Emparejado con los barrios de Malasaña
y de Ríos Rosas está el de Justicia −llamado así porque acoge las sedes del
Tribunal Supremo y el de Cuentas−. Recorrerlo es como volver a los columpios de
la infancia, al tostado de las palomitas deslizándose por la superficie de la
lengua, a la película de los viernes alquilada en el videoclub, que los tres
veíamos con los pies metidos casi en la estufa, y
a los domingos soleados en la plaza Santa Bárbara cambiando cromos de la liga
de fútbol con los amigos. También íbamos a la calle San Mateo con Hortaleza, a
“La tapita del Cantábrico”, un bar donde trabajaba de
camarero nuestro vecino. Ahí solían sentarme en el taburete próximo a una
especie de pecera redonda llena de cacahuetes sin cáscara que había encima de
la barra, y en la que, aprovechando cualquier
descuido de los mayores, yo metía la mano. A
pocos metros de allí, a la altura del número diez de la calle de San Lorenzo,
vivía una modista, amiga de mami, también
cubana, a la que visitábamos una tarde de cada mes, y que, en agradecimiento,
nos obsequiaba con ensaimadas que después nosotros mojábamos en chocolate
espeso y caliente. Su hija, una niña guapísima, responsable, algo empollona y
extremadamente delgada, se empeñaba a toda costa en decir que éramos novios.
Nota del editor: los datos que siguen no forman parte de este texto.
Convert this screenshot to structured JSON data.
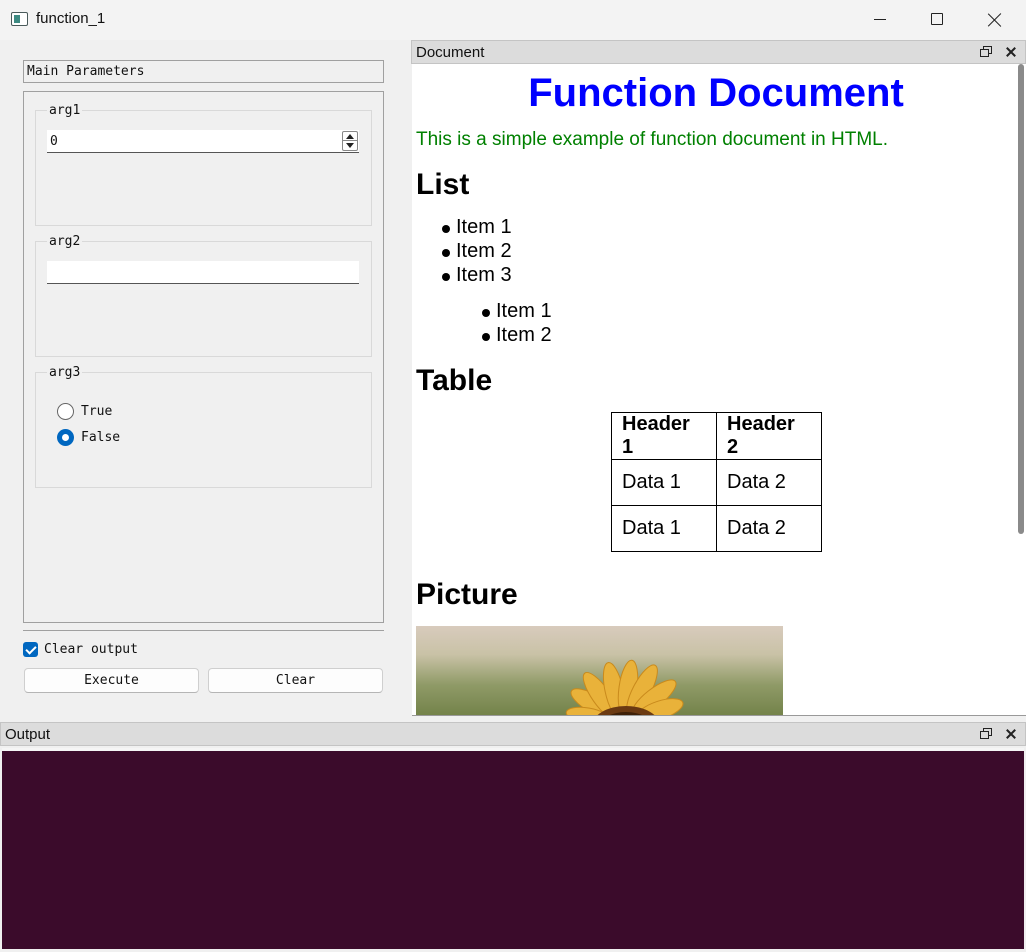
{
  "window": {
    "title": "function_1"
  },
  "left_panel": {
    "section_title": "Main Parameters",
    "arg1": {
      "title": "arg1",
      "value": "0"
    },
    "arg2": {
      "title": "arg2",
      "value": ""
    },
    "arg3": {
      "title": "arg3",
      "options": [
        {
          "label": "True",
          "checked": false
        },
        {
          "label": "False",
          "checked": true
        }
      ]
    },
    "clear_output": {
      "label": "Clear output",
      "checked": true
    },
    "buttons": {
      "execute": "Execute",
      "clear": "Clear"
    }
  },
  "document_dock": {
    "title": "Document",
    "heading": "Function Document",
    "intro": "This is a simple example of function document in HTML.",
    "list_heading": "List",
    "list_items": [
      "Item 1",
      "Item 2",
      "Item 3"
    ],
    "sub_list_items": [
      "Item 1",
      "Item 2"
    ],
    "table_heading": "Table",
    "table": {
      "headers": [
        "Header 1",
        "Header 2"
      ],
      "rows": [
        [
          "Data 1",
          "Data 2"
        ],
        [
          "Data 1",
          "Data 2"
        ]
      ]
    },
    "picture_heading": "Picture"
  },
  "output_dock": {
    "title": "Output"
  },
  "colors": {
    "heading": "#0000ff",
    "intro": "#008000",
    "accent": "#0067c0",
    "output_background": "#3b0b2b"
  },
  "icons": [
    "app-icon",
    "minimize-icon",
    "maximize-icon",
    "close-icon",
    "float-icon",
    "sunflower-image"
  ]
}
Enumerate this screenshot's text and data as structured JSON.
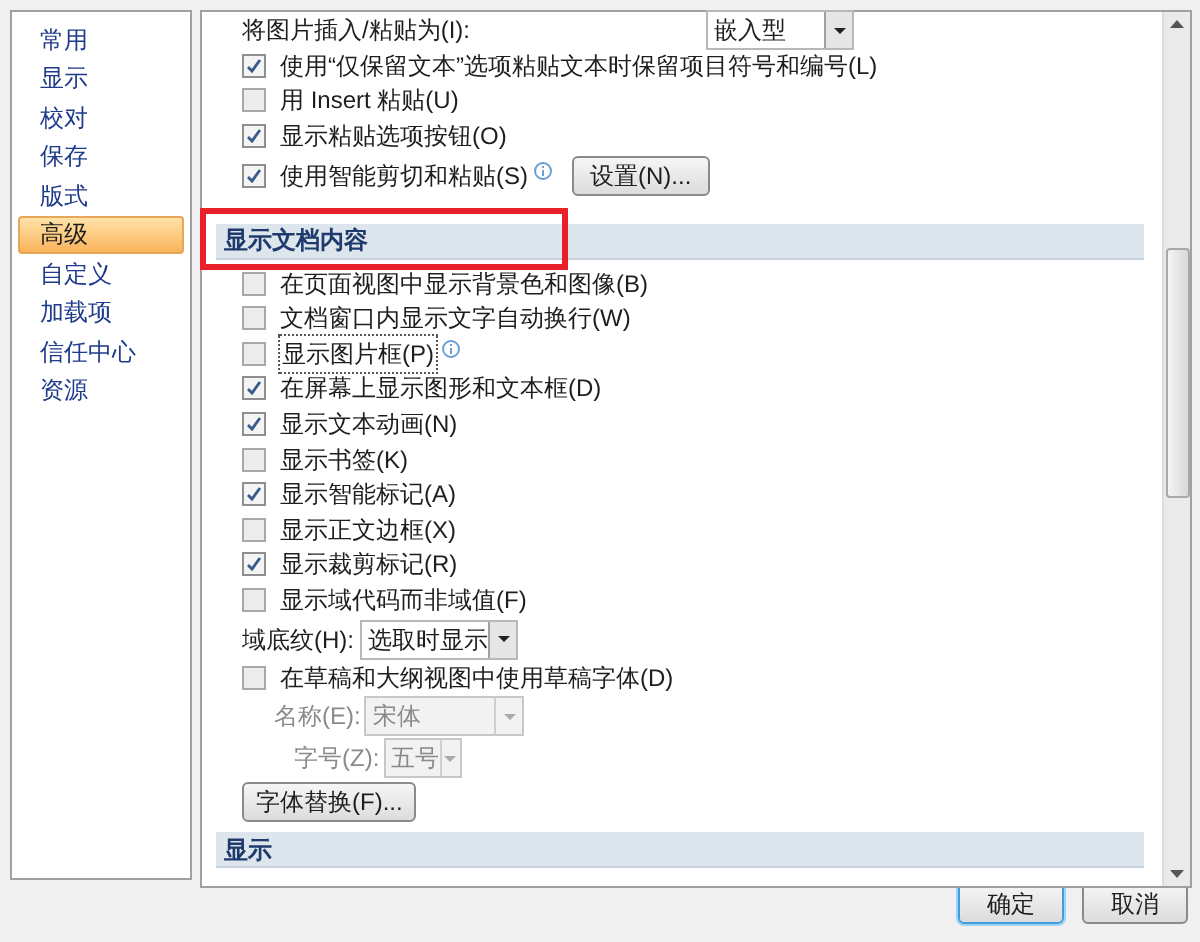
{
  "sidebar": {
    "items": [
      {
        "label": "常用",
        "selected": false
      },
      {
        "label": "显示",
        "selected": false
      },
      {
        "label": "校对",
        "selected": false
      },
      {
        "label": "保存",
        "selected": false
      },
      {
        "label": "版式",
        "selected": false
      },
      {
        "label": "高级",
        "selected": true
      },
      {
        "label": "自定义",
        "selected": false
      },
      {
        "label": "加载项",
        "selected": false
      },
      {
        "label": "信任中心",
        "selected": false
      },
      {
        "label": "资源",
        "selected": false
      }
    ]
  },
  "content": [
    {
      "kind": "dropdown",
      "label": "将图片插入/粘贴为(I):",
      "value": "嵌入型"
    },
    {
      "kind": "checkbox",
      "label": "使用“仅保留文本”选项粘贴文本时保留项目符号和编号(L)",
      "checked": true
    },
    {
      "kind": "checkbox",
      "label": "用 Insert 粘贴(U)",
      "checked": false
    },
    {
      "kind": "checkbox",
      "label": "显示粘贴选项按钮(O)",
      "checked": true
    },
    {
      "kind": "checkbox",
      "label": "使用智能剪切和粘贴(S)",
      "checked": true,
      "info": true,
      "button": "设置(N)..."
    },
    {
      "kind": "section",
      "title": "显示文档内容",
      "highlighted": true
    },
    {
      "kind": "checkbox",
      "label": "在页面视图中显示背景色和图像(B)",
      "checked": false
    },
    {
      "kind": "checkbox",
      "label": "文档窗口内显示文字自动换行(W)",
      "checked": false
    },
    {
      "kind": "checkbox",
      "label": "显示图片框(P)",
      "checked": false,
      "info": true,
      "focused": true
    },
    {
      "kind": "checkbox",
      "label": "在屏幕上显示图形和文本框(D)",
      "checked": true
    },
    {
      "kind": "checkbox",
      "label": "显示文本动画(N)",
      "checked": true
    },
    {
      "kind": "checkbox",
      "label": "显示书签(K)",
      "checked": false
    },
    {
      "kind": "checkbox",
      "label": "显示智能标记(A)",
      "checked": true
    },
    {
      "kind": "checkbox",
      "label": "显示正文边框(X)",
      "checked": false
    },
    {
      "kind": "checkbox",
      "label": "显示裁剪标记(R)",
      "checked": true
    },
    {
      "kind": "checkbox",
      "label": "显示域代码而非域值(F)",
      "checked": false
    },
    {
      "kind": "dropdown",
      "label": "域底纹(H):",
      "value": "选取时显示"
    },
    {
      "kind": "checkbox",
      "label": "在草稿和大纲视图中使用草稿字体(D)",
      "checked": false
    },
    {
      "kind": "font-name",
      "label": "名称(E):",
      "value": "宋体",
      "disabled": true
    },
    {
      "kind": "font-size",
      "label": "字号(Z):",
      "value": "五号",
      "disabled": true
    },
    {
      "kind": "button",
      "label": "字体替换(F)..."
    },
    {
      "kind": "section",
      "title": "显示",
      "highlighted": false
    }
  ],
  "buttons": [
    {
      "label": "确定",
      "default": true
    },
    {
      "label": "取消",
      "default": false
    }
  ]
}
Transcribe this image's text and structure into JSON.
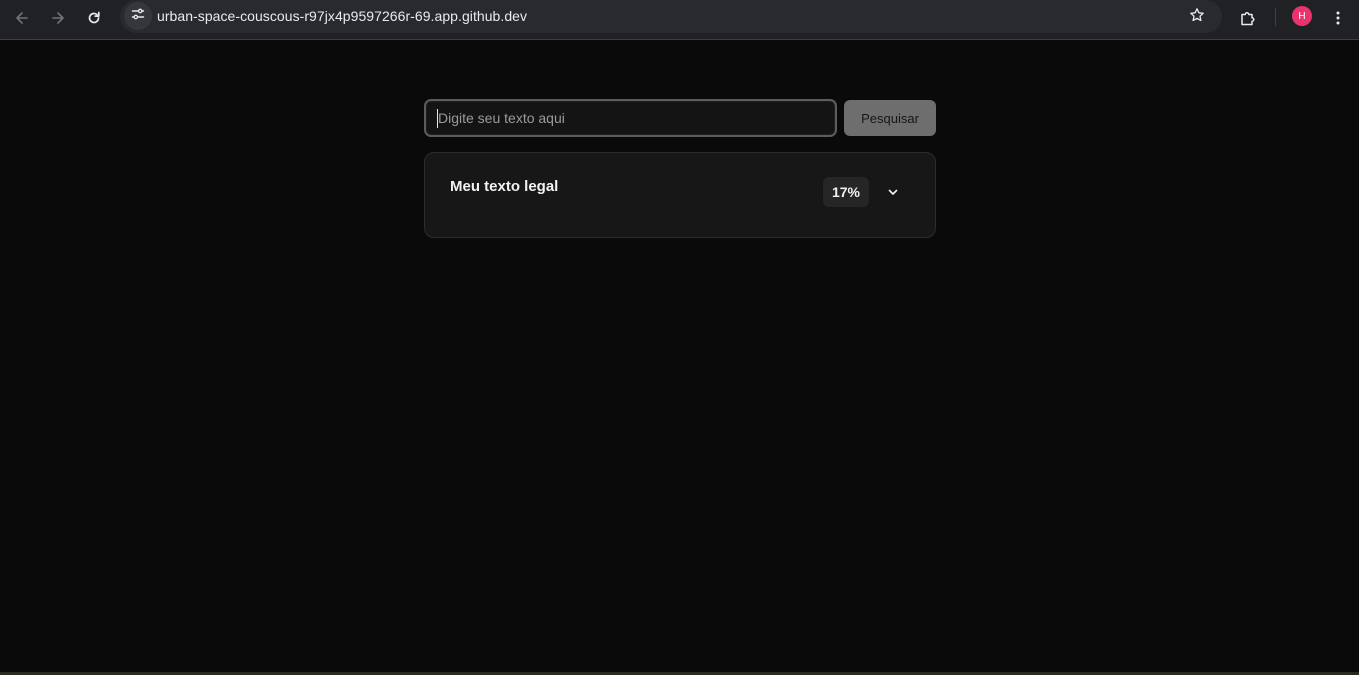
{
  "browser": {
    "url": "urban-space-couscous-r97jx4p9597266r-69.app.github.dev",
    "profile_initial": "H",
    "icons": {
      "back": "arrow-left-icon",
      "forward": "arrow-right-icon",
      "reload": "reload-icon",
      "site_info": "tune-icon",
      "bookmark": "star-icon",
      "extensions": "puzzle-icon",
      "menu": "kebab-menu-icon"
    },
    "colors": {
      "toolbar": "#202124",
      "avatar": "#e8336f"
    }
  },
  "search": {
    "placeholder": "Digite seu texto aqui",
    "value": "",
    "button_label": "Pesquisar"
  },
  "result": {
    "title": "Meu texto legal",
    "percent": "17%",
    "expand_icon": "chevron-down-icon"
  },
  "colors": {
    "background": "#0a0a0a",
    "card": "#171717",
    "button": "#6e6e6e"
  }
}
Nada más alejado de la realidad. Perdimos todo contacto cuando fijaron su
residencia en Alcañiz, un municipio de la provincia de Teruel, adonde fueron a
abrir un taller de costura. Poco a poco dejamos de frecuentar la zona. Ahora
que lo hago para despedirme, ha cambiado tanto que apenas me reconozco en
pantalón corto correteando por ella.
Estos últimos días apuro lo que queda
en la nevera, pero me doy cuenta de que me faltan todos los ingredientes para
hacer un caldo castizo, cuya textura perdure dentro de mí por largo tiempo. En
el mercado, al pasar por delante del puesto de flores donde mamá tuvo su primer
trabajo, alguien me reconoce: ‘Tú eres el
hijo de Alina, ¿verdad?’. ‘Si, lo soy’,
contesto. ‘¿Sabes?, fuimos compañeras y
nos llevábamos muy bien. ¡Qué buena persona era! Me apené muchísimo cuando supe
que había muerto. Lo siento de verdad, hijo’. ‘Gracias, señora’. ‘¿Qué te
trae por aquí?, no te había visto antes’. ‘He venido a comprar zanahorias, puerro, apio, morcillo y un cuarto de
gallina, es que me hace falta para preparar un consomé’. ‘Espera que eche el cierre y te acompaño, hoy
ya he vendido todo el bacalao…’. Se agarra de mi brazo y no para de hablar.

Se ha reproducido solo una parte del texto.